Earlier this year, Maureen, 98, received the prestigious US House of Representatives award, an honor that is rarely bestowed. This means that Maureen’s accomplishments will be recorded in perpetuity at the Library of Congress of the United States.
Although Blacksod Lighthouse is now a tourist attraction, it will continue to function as an advanced refueling base for search and rescue helicopters on mission in the area. Lighthouse attendant Vincent Sweeney and his brother Gerry, assistant lighthouse attendant, are always on call to respond to a supply request.
If a helicopter needs to be refueled during visiting hours, tours will be temporarily suspended until this essential task is completed. “We are available 24/7, 365 days a year for refueling.

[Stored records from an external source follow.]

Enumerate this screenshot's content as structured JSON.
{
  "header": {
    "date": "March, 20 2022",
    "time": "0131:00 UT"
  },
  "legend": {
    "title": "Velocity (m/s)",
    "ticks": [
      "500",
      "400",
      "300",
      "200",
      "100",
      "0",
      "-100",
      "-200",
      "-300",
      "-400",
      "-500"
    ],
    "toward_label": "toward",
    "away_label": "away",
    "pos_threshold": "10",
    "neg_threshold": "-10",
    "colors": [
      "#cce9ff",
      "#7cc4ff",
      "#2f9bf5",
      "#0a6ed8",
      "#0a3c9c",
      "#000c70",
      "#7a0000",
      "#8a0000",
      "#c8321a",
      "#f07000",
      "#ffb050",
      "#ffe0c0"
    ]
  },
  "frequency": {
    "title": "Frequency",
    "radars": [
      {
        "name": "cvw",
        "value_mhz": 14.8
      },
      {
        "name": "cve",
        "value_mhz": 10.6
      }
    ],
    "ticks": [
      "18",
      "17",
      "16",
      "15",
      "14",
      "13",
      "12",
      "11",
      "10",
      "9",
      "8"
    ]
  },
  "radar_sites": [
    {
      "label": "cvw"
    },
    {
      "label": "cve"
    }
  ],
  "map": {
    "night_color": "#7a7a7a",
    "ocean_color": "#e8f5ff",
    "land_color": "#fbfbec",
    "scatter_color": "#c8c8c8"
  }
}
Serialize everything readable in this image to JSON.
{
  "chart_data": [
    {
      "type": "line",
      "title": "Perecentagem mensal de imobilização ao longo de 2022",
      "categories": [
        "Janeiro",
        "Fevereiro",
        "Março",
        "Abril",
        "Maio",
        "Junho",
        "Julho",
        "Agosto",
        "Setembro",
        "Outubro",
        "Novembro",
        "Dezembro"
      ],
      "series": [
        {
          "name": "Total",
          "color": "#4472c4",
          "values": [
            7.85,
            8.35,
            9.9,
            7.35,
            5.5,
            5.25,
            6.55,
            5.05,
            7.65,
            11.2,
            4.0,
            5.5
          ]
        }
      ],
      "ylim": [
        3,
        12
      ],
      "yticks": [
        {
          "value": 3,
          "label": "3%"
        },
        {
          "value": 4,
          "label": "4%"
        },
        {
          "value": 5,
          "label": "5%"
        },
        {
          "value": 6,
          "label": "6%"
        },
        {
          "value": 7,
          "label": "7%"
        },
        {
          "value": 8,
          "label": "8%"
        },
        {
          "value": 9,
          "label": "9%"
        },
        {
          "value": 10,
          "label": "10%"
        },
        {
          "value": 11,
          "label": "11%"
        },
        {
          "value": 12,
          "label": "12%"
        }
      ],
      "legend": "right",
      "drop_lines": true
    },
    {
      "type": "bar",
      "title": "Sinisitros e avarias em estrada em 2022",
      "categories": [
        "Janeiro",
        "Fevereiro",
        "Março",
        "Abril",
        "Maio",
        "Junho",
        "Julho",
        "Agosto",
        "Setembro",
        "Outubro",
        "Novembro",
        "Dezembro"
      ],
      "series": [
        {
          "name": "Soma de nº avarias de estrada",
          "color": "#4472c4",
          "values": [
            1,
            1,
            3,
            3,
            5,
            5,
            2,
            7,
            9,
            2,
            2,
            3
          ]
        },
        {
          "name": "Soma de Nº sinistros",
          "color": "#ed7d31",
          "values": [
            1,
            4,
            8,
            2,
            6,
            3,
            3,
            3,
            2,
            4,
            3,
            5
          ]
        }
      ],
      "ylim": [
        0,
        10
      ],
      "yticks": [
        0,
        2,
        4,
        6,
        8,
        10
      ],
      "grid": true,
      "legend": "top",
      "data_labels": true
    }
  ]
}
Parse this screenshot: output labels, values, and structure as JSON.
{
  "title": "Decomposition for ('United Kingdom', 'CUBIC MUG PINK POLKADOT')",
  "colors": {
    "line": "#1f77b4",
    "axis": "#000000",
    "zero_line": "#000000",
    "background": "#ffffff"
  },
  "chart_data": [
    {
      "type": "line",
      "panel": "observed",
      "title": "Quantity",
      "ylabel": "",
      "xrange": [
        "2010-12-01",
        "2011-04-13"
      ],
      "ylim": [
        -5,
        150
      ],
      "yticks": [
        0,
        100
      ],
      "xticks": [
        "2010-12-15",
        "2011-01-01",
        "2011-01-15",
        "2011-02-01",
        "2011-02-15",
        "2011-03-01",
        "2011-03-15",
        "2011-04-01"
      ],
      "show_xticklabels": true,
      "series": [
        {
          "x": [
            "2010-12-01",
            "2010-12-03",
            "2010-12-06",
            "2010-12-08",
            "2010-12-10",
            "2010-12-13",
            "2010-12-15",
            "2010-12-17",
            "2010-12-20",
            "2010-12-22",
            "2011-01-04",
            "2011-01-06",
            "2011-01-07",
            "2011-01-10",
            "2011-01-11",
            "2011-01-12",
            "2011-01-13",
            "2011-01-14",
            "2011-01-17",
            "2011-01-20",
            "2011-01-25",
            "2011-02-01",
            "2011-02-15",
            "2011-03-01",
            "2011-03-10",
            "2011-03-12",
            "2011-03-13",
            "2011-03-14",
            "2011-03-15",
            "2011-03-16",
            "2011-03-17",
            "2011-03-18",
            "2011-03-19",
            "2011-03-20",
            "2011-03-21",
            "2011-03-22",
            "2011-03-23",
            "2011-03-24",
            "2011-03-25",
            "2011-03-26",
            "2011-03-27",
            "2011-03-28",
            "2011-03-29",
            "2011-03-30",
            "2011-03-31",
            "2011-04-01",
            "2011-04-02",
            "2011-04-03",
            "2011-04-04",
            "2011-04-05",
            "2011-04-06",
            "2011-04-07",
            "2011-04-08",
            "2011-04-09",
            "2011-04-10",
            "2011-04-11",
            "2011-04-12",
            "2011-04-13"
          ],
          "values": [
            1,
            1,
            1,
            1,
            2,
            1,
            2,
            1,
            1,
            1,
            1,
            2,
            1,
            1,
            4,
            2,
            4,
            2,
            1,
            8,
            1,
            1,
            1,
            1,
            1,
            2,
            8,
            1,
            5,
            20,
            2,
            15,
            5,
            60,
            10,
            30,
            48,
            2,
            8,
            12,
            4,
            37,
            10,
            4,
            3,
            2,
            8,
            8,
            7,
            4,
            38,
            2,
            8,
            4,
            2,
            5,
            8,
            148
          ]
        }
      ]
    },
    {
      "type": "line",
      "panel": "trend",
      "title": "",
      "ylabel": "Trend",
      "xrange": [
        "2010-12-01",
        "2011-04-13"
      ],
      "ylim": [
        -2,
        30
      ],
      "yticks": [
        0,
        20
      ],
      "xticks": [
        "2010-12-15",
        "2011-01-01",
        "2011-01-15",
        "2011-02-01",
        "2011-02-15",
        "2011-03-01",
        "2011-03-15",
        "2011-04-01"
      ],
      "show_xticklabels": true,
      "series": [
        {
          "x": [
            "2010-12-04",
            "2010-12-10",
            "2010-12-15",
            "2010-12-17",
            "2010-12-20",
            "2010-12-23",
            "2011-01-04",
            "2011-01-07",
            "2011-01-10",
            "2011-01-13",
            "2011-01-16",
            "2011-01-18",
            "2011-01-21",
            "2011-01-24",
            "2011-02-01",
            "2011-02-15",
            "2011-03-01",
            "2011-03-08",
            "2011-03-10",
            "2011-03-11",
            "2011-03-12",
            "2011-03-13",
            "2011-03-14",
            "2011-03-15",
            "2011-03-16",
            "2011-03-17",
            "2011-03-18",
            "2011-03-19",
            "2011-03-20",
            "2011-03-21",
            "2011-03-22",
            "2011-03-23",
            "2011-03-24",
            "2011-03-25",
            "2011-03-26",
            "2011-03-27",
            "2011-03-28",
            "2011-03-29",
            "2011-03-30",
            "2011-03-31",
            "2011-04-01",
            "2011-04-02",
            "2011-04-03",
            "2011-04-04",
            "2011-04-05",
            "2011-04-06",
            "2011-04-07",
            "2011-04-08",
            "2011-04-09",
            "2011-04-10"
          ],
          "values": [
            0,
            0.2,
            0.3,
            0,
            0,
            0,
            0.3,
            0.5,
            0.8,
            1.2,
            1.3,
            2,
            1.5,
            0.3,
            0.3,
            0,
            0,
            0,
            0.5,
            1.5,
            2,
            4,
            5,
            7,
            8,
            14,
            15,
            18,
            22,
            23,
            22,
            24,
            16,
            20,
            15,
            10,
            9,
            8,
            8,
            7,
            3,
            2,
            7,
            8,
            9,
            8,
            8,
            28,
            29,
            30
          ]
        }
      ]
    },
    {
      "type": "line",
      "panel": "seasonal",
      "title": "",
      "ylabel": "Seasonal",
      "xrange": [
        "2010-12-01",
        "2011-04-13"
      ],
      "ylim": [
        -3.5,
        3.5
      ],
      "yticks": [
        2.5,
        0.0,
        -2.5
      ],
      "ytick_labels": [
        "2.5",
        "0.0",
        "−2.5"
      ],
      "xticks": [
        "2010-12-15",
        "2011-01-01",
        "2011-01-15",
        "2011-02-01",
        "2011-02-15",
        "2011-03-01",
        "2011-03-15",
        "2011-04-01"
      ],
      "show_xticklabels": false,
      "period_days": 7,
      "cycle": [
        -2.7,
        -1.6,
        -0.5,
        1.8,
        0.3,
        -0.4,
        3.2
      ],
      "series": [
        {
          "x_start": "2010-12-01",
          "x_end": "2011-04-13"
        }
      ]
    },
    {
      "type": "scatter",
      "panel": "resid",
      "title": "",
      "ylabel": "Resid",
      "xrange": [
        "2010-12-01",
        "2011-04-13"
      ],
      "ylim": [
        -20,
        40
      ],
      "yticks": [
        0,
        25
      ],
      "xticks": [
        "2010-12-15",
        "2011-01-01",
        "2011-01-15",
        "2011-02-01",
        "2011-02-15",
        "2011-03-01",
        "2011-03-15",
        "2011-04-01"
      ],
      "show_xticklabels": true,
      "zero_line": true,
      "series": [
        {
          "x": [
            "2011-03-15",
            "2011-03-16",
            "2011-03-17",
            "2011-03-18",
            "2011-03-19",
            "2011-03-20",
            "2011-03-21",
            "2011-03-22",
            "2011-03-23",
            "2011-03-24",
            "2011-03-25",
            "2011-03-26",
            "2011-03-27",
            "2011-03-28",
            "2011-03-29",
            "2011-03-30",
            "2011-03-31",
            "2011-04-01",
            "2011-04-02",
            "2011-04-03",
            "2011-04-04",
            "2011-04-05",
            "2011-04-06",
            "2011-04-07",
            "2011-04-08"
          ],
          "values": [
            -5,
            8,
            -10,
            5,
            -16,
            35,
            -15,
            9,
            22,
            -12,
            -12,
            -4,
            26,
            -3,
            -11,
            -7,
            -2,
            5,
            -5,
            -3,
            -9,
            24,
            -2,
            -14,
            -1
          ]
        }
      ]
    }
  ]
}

We have to be close, ”said Vincent.
In March 2017, the peaceful village of Blacksod was cast in the public eye following the tragic crash of the Irish Coast Guard helicopter Rescue 116. Captain Dara Fitzpatrick, Captain Mark Duffy and the winch crew Paul Ormsby and Ciaran Smith were all killed when their plane collided with Blackrock Island.
In the aftermath of the accident, the local community gathered their resources and provided shelter, food and support to relatives and rescue services. The operation lasted for several weeks.
Tragedies such as this strike the heart and soul of a community and the upheaval of the traumatic event has naturally left its mark.
Information about the Rescue 116 crash is not included in the guided tour. Indeed, the official report on the incident is not yet complete.
The Great Lighthouses of Ireland operate 15 lighthouses as tourist attractions around the Irish coast, but until now a guided lighthouse tour has not been available in the Connaught area.
(For anyone interested in learning more about the four Erris Lighthouses, their keepers, and their history, a visit to Blacksod Lighthouse is a must. Tours can be booked at visitblacksodlighthouse.ie).